Later all of us except Gretchen started drinking Molson Ices and I gave Ray and Nancy a tour of my laboratory, which they hadn't seen since I installed the disco ball and painted the floor. They really seemed to dig it. Then Ray started playing my cheap Yamaha PSS-170 keyboard while I twiddled dials and controls on a digital effects processor I had it running through. Molson Ice is a powerful intoxicant, and this went on for a rather long time. By now we were out of beer and I was drinking straight gin.
Soon thereafter we drove across the Hudson to the loathsome town of Rhinebeck to watch a movie at Upstate Films, but the weather was too nice and the place was sold out. So, after first buying some things (for some reason I went crazy and bought three nature field guides), we drove south of town to Mughal Raj, our last hope for a good Indian Restaurant in the region. The place had recently remodeled and perhaps experienced a change ownership, because they didn't have a liquor license. I had to go on an emergency beer run so we could BOOB in response to a sign suggesting BYOB. Rhinebeck is so lame that I had to drive all the way through it to its northern suburbs before I found a place that sold beer. This - in a college town!

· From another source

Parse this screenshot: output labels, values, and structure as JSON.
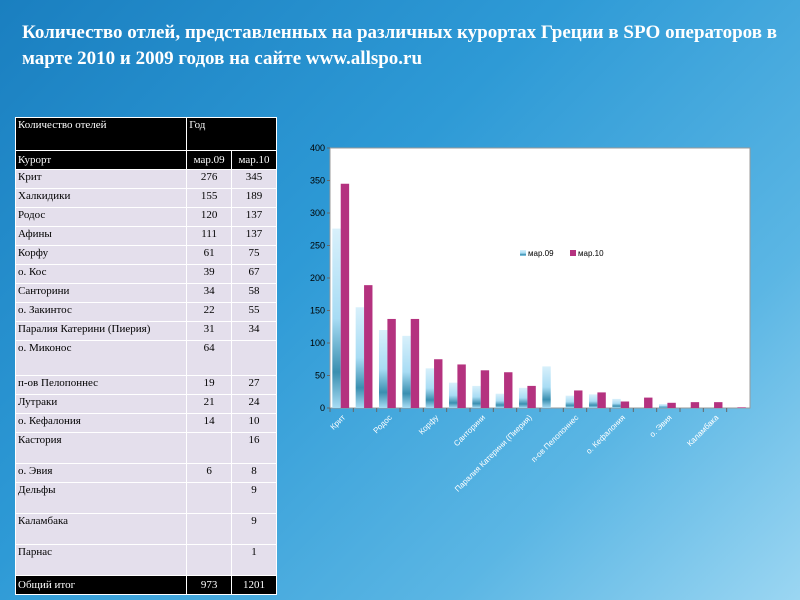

The first problem we noted at Mughal Raj was their excruciating slowness. By the time our food arrived, we were already so empty-stomach drunk and famished that they could have given us rhinoceros shit and we would have liked it. But then, let us not forget, there was the issue of quality. There seemed to be an unfortunate tendency at Mughal Raj to incorporate excessive grease and insufficient flavor. This was particularly evident in a bowl of tomato soup Gretchen ordered. She tried unsuccessfully to decant-off the floating oil layer before sending it back. After adjustments were made with salt and pepper, its replacement was nearly acceptable. Finally the entrees appeared, and it would be unfair to say they weren't good. The problem was with the basmati rice, which wasn't the light and fluffy stuff we were familiar with from other Indian restaurants. This stuff was oily and had the hallmarks of fried food. What a mistake!